Customer Starts With Custom

This article appeared as my column for Connect Magazine in May 2005.

Customer interaction hubs (CIHs) integrate all of an organizations customer touch points into a single system. As I've considered this idea, it was fairly obvious to me, for example, that most companies could benefit from a tighter integration between their pre-sales portal and their customer service portal. In an earlier column on this topic, I wrote:

As an example of kind of customer sales tool I'm thinking of, the other day, I was on the Comcast site trying to see if they now have service in my neighborhood. I was answering various questions and getting information back from the site when I realized that there was precious little difference, either technically or conceptually, from a pure-play post-sales customer service portal and Comcast's pre-sales tool. Pre-sales or post-sales, the customer interaction ought to be coordinated and integrated to give the best experience.
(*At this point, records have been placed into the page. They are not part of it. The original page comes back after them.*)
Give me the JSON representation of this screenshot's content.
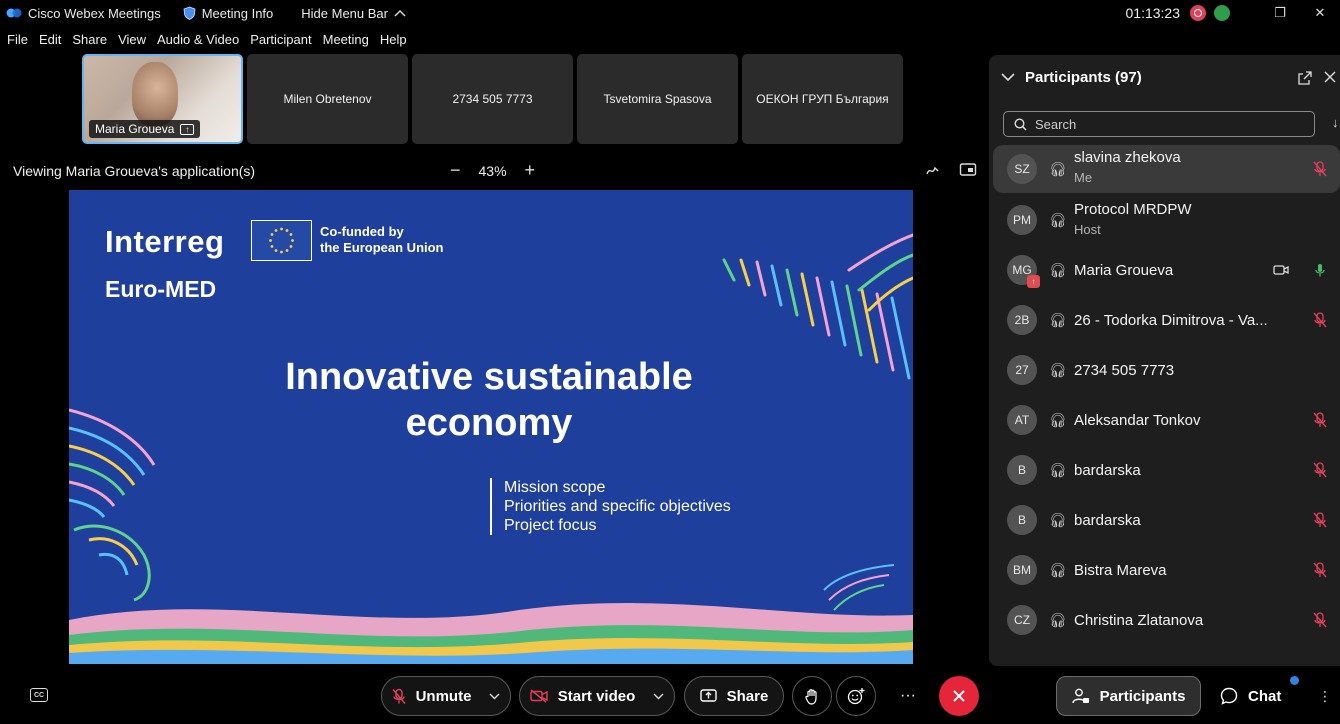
{
  "titlebar": {
    "app_name": "Cisco Webex Meetings",
    "meeting_info": "Meeting Info",
    "hide_menu": "Hide Menu Bar",
    "timer": "01:13:23"
  },
  "menu": [
    "File",
    "Edit",
    "Share",
    "View",
    "Audio & Video",
    "Participant",
    "Meeting",
    "Help"
  ],
  "thumbnails": {
    "active_name": "Maria Groueva",
    "others": [
      "Milen Obretenov",
      "2734 505 7773",
      "Tsvetomira Spasova",
      "ОЕКОН ГРУП България"
    ]
  },
  "viewing": {
    "label": "Viewing Maria Groueva's application(s)",
    "zoom": "43%",
    "zoom_out": "−",
    "zoom_in": "+"
  },
  "slide": {
    "logo": "Interreg",
    "program": "Euro-MED",
    "eu_line1": "Co-funded by",
    "eu_line2": "the European Union",
    "title_line1": "Innovative sustainable",
    "title_line2": "economy",
    "bullets": [
      "Mission scope",
      "Priorities and specific objectives",
      "Project focus"
    ]
  },
  "participants_panel": {
    "title": "Participants (97)",
    "search_placeholder": "Search",
    "list": [
      {
        "initials": "SZ",
        "name": "slavina zhekova",
        "role": "Me",
        "muted": true
      },
      {
        "initials": "PM",
        "name": "Protocol MRDPW",
        "role": "Host",
        "muted": false
      },
      {
        "initials": "MG",
        "name": "Maria Groueva",
        "role": "",
        "muted": false,
        "video": true,
        "sharing": true
      },
      {
        "initials": "2B",
        "name": "26 - Todorka Dimitrova - Va...",
        "role": "",
        "muted": true
      },
      {
        "initials": "27",
        "name": "2734 505 7773",
        "role": "",
        "muted": false
      },
      {
        "initials": "AT",
        "name": "Aleksandar Tonkov",
        "role": "",
        "muted": true
      },
      {
        "initials": "B",
        "name": "bardarska",
        "role": "",
        "muted": true
      },
      {
        "initials": "B",
        "name": "bardarska",
        "role": "",
        "muted": true
      },
      {
        "initials": "BM",
        "name": "Bistra Mareva",
        "role": "",
        "muted": true
      },
      {
        "initials": "CZ",
        "name": "Christina Zlatanova",
        "role": "",
        "muted": true
      }
    ]
  },
  "toolbar": {
    "unmute": "Unmute",
    "start_video": "Start video",
    "share": "Share",
    "participants": "Participants",
    "chat": "Chat"
  },
  "colors": {
    "slide_bg": "#1f3f9c",
    "end_call": "#e5253a",
    "muted_mic": "#e0405a",
    "active_border": "#64b5f6"
  }
}
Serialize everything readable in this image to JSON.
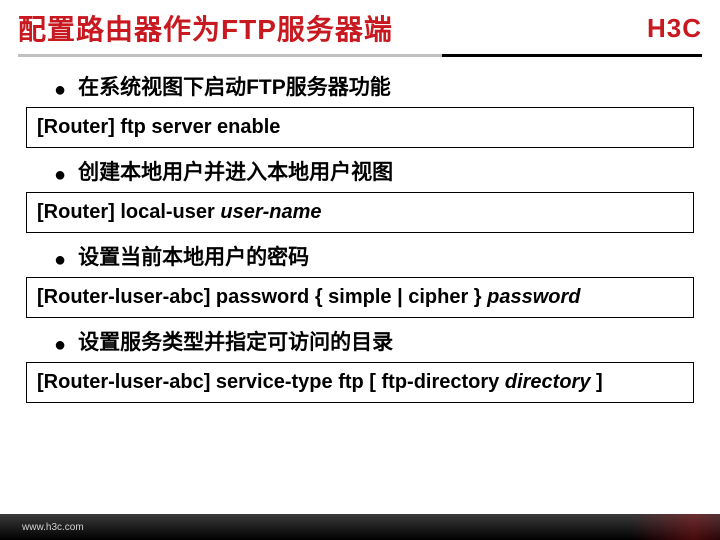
{
  "header": {
    "title": "配置路由器作为FTP服务器端",
    "logo": "H3C"
  },
  "bullets": {
    "b1": "在系统视图下启动FTP服务器功能",
    "b2": "创建本地用户并进入本地用户视图",
    "b3": "设置当前本地用户的密码",
    "b4": "设置服务类型并指定可访问的目录"
  },
  "cmds": {
    "c1_full": "[Router] ftp server enable",
    "c2_prefix": "[Router] local-user ",
    "c2_param": "user-name",
    "c3_prefix": "[Router-luser-abc] password { simple | cipher } ",
    "c3_param": "password",
    "c4_prefix": "[Router-luser-abc] service-type ftp [ ftp-directory ",
    "c4_param": "directory",
    "c4_suffix": " ]"
  },
  "footer": {
    "url": "www.h3c.com"
  }
}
Recently, however, a story in CIO magazine about Enterprise Value Award winners (see "Nice Doing Business With You," CIO Magazine, Feb 15, 2005) turned me on to a whole new level of understanding about what the term "customer interaction hub" might mean. The most important things to get straight: "customer starts with custom."

What was different about the four companies featured in the article, Foley & Lardner, ABF Freight Systems, AT&T, and ConocoPhillips, is that they have found ways to let their customers use the company's back-end systems--the ones that manage the business processes--to create customer solutions.

For example, the article talks about law firm Foley and Lardner's system for creating custom extranets for its clients. As an example, they created one for Textron's resort and golf properties division that includes state-specific checklists of buyer and seller transactions and documents, including contracts and nondisclosure agreements. The firm keeps these documents up-to-date for each state. Textron uses the site to do much of its own due diligence and Foley oversees the transactions and offers advice as needed.

The article tells a similar take about shipper ABF. ABF allows their customers to reroute shipments enroute, if necessary. The online application feeds directly into ABF's back-end shipping systems. Rather than sending a fax, or calling someone, ABF customers can manage their shipments themselves.

There's a definite Web services flavor to much of this. The lubricant division at ConocoPhillips will accept orders directly from customer ERP systems. Both AT&T and ABF use XML to tie their systems to those of their customers. ABF customers can pull shipping data, in XML, out of ABF's systems in real-time, allowing them to incorporate shipping applications into their own Web sites or back-office systems. AT&T sends network status information to customers, again as XML, in near real-time. Again, customers can use this to integrate AT&T functionality into their own systems.

In each of these examples, customers are getting custom solutions and are able to reach inside the company and affect the back-end processes that make the business run. In some cases, the solutions are sophisticated Web services, but in others, they're just Web sites that are closely integrated with the business processes that customers care about.

The article lists four critical customer self-service success factors: Remove humans from routine business processes to reduce the risk of error, link customers' systems directly into yours to increase efficiencies, listen to what customers want and need, and gear the systems to customers' level of tech savvy.

These are good, but I think there are pre-requisites to even those. First, get your base services, like desktops and networks, in order. You can't pro-actively add value to customer interactions if you're constantly putting out fires at the help-desk.

Second, understand your business processes. You can't add value to business process you don't understand

Third, align your IT systems with your business processes as closely as possible. By this, I don't mean in some abstract way. I mean it literally. If each business process touches a dozen IT systems, you've got no hope of flexibly meeting business demands since every request will involve futzing with the entire infrastructure.

Most importantly, get out of the one-size-fits-all mentality that plagues IT shops and techie thinking. Simply put: Get the custom back into customer.